How do you choose your best friend?

How do you choose your best friend?

Try to maintain your neutrality. Tell them how much you admire them both and why. "I genuinely like both of you and don't want to pick just one as my best buddy," say you. You may be precise and express what you enjoy about them, while also attempting to bring out what they like about each other. Maybe you can help them become better friends by pointing out similarities and differences between them.

If they want to be chosen, then let them pick you first. If you tend to be choosy about who becomes your best friend, then you should try to find more than one so you have more options. It's not fair for only one person to be allowed to choose their best friend so if you want to be considered, then you'll have to work hard to win over more than one person.

You might want to ask them what it is that makes them special to them. The answer to this will help you understand why they're a good choice for your best friend. For example, if they love animals, but you don't, then you shouldn't select them as your best friend since you wouldn't be able to share the same interest with them.

Also consider their personality. Are they easy to get along with? This isn't always the case since some people can be difficult to communicate with, but overall, they should make being around them enjoyable.

Ultimately, you should select your best friend because you want to.

What should I do if someone asks me to be their best friend?

If they put pressure on you to pick a "best buddy," try to maintain a neutral posture. It's not fair of them to attempt to make you choose a best buddy, and you don't have to simply because they say so. Then ask them which one they would like you to be.

You can also tell them that you are not looking for friends but instead want to become more acquainted before deciding what role you will play in their lives.

If they still insist upon your picking a best buddy, then do your best to stay neutral in the relationship.
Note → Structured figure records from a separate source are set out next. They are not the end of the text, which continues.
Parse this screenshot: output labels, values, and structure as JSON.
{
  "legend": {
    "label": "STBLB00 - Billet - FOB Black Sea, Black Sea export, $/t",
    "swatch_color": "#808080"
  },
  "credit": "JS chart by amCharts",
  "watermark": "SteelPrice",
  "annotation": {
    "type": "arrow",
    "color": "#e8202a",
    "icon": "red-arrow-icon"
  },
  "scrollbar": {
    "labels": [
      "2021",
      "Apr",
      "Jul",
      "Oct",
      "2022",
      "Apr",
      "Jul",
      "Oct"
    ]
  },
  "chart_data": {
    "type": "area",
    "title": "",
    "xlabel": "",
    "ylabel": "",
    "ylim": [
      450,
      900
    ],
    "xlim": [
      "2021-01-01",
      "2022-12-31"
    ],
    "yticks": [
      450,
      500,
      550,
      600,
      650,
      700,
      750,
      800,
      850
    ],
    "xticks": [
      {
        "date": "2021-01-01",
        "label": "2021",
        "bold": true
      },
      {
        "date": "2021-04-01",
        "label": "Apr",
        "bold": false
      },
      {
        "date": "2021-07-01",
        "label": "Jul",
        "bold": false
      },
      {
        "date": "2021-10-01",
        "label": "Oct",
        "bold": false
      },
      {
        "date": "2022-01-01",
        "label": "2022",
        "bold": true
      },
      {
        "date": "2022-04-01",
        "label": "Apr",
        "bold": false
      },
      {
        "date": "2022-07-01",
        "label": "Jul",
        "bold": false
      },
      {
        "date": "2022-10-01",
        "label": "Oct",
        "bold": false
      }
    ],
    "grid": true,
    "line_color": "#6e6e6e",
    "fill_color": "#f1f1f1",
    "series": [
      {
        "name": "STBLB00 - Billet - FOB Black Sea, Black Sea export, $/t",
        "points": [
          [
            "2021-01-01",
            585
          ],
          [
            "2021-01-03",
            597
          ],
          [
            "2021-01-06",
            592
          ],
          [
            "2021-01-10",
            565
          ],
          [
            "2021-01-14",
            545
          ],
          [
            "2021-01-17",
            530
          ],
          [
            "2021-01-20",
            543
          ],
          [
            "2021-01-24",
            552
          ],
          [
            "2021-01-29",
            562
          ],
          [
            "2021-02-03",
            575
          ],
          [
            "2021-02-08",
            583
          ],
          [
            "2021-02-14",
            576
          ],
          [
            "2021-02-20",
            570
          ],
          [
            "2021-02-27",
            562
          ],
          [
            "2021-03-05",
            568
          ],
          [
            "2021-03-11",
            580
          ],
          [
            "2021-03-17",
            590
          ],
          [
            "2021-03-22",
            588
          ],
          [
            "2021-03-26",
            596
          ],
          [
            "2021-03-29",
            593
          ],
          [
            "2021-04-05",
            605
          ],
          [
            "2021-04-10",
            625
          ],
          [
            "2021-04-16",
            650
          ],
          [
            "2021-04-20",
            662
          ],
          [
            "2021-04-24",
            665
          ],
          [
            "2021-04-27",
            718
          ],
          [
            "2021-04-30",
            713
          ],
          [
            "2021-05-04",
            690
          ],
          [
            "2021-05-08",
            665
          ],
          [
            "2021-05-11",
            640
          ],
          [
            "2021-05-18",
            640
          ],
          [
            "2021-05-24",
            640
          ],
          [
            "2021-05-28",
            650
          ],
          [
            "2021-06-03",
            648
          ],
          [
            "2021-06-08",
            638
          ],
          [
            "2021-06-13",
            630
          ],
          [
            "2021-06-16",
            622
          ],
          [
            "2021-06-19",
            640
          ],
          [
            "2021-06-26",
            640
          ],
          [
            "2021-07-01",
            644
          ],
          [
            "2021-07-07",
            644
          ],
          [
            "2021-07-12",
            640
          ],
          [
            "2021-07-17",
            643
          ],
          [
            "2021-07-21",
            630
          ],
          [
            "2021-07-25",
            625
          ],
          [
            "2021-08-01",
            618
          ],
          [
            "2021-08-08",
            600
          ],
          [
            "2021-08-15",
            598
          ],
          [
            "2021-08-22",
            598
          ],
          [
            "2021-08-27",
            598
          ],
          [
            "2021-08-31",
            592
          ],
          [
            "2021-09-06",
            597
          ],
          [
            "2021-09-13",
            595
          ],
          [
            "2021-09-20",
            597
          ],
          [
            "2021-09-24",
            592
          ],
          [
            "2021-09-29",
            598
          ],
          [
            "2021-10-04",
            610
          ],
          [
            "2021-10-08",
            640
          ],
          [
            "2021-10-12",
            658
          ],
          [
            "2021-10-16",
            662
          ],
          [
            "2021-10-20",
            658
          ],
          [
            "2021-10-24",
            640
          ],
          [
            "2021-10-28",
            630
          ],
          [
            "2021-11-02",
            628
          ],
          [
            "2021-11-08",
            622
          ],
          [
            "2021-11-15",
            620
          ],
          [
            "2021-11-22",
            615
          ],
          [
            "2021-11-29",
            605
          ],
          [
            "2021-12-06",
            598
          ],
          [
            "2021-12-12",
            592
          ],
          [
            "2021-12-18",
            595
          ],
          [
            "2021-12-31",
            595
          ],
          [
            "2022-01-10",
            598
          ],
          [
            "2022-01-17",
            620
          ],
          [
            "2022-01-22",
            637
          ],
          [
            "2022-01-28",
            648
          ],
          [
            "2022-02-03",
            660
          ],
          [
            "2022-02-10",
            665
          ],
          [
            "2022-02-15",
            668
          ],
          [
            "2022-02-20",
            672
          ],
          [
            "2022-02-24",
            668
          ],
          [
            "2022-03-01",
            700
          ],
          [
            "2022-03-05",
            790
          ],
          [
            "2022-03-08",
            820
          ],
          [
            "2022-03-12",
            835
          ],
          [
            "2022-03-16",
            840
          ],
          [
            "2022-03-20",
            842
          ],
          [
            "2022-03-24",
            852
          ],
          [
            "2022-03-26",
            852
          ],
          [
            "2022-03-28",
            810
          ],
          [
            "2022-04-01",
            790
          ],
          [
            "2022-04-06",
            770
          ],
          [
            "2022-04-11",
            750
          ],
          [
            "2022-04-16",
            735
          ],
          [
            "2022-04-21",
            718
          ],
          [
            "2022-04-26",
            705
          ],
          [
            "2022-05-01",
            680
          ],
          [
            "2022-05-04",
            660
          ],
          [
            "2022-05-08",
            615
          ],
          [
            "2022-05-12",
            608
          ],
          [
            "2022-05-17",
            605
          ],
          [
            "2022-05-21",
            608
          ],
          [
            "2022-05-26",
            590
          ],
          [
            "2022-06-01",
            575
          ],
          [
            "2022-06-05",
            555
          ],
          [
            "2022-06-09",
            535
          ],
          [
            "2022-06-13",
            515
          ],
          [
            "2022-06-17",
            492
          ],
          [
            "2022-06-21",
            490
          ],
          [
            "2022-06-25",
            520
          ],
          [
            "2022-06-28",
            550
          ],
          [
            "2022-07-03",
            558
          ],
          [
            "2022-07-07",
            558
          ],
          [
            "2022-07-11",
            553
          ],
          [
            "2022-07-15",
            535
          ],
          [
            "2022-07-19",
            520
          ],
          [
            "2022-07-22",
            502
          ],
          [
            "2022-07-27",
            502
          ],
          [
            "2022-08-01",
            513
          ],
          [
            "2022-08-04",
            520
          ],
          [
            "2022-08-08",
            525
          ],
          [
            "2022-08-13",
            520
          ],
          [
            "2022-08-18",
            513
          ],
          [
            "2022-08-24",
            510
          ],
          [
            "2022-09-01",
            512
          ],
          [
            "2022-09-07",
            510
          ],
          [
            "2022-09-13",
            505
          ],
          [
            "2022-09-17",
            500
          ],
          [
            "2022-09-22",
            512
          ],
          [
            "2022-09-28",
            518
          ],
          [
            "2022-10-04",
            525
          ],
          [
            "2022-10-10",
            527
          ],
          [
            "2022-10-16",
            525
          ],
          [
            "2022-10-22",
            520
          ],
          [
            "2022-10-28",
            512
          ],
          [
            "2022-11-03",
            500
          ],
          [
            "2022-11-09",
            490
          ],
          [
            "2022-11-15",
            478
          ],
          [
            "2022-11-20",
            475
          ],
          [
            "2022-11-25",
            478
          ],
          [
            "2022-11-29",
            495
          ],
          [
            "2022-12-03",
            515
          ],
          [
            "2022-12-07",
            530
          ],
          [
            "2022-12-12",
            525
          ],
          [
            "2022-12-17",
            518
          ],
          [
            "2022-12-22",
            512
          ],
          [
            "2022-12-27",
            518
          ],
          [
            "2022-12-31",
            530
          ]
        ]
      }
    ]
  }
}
If they feel rejected or ignored, they may decide to stop confiding in you entirely. So always make sure that you aren't coming off as being too eager to join their team.

In conclusion, don't feel obligated to pick a best buddy just because they ask you to. And even if you were to select one, it wouldn't matter unless they want you to be their friend.

How do you build a relationship with your best friend?

Construct trust between the two of you. If you and your best friend can't trust each other, your friendship will suffer as a result. Spend time truly listening to your buddy, and communicate with them in an open and honest manner about your views and feelings.

Spend time together. Whether it's going out for coffee or taking a trip somewhere, make an effort to get together at least once a week. This doesn't mean that you have to go so far as to call each other every night before bed or anything like that - just be sure to set aside some time every week where you interact with each other.

Give generously. Helping others makes us feel good about ourselves and our relationships, and this will naturally flow over into giving back to your best friend. If they want something of value from you, such as advice on how to improve their life or help with an issue they are facing, then they should be willing to give something in return. For example, if they ask you for advice on how to change their job, show your support by helping them look for a new one.

Listen without judgment. Everyone has issues they would like to hide from the world, but being able to trust your best friend with these secrets gives them confidence that you will always have their back no matter what problems come their way.

How do I get closer to my best friend again?

Here are some ideas for bonding with a friend, any friend, so you can move closer to calling each other besties.

  1. Share the bad things, as well as the good.
  2. Figure out what you have in common.
  3. Really listen to them when they talk.
  4. Don’t compare your new friend to older friends.

Do you have to be best friends with your partner’s friends?

You may enjoy the same band, a particular sports team, or simply drinks at the same tavern. You are not need to be best friends with them. However, if you can identify just one thing in common, it may go a long way. One of the cornerstones to a good partnership is effective communication. If you cannot communicate your needs and desires with your partner then it is time for a change.

It is not necessary to be best friends with your partner's friends but it does help if you can find at least one thing in common. Communication is key to any relationship, whether it is with someone you're dating or an old friend. If you cannot talk about what makes you happy then how can you expect him/her to know you well enough to make you both happy?

Not all friendships are created equal. Not every partner should try to get along with everyone they know. That is called "playing politics" and will never lead to happiness. Choose your partners wisely! If you have different values then there is no use in getting together with them anyway. Find people who think the way you do so that you can push each other to be better people.

Of course, you will want to have fun with your partner's friends; after all, they are important people in his/her life. But don't let this distract you from your goal of finding one thing in common. Without common interests there is no point in staying together!

About Article Author

Stephen Stewart

Stephen Stewart is a dating coach. He offers people the opportunity to have success with relationships by teaching them how to be their best selves, and understand what they want in life. Stephen has been coaching for over ten years, and he's helped countless singles find love. Stephen can help you identify your strengths and weaknesses when it comes to dating, as well as teach you all about self-confidence.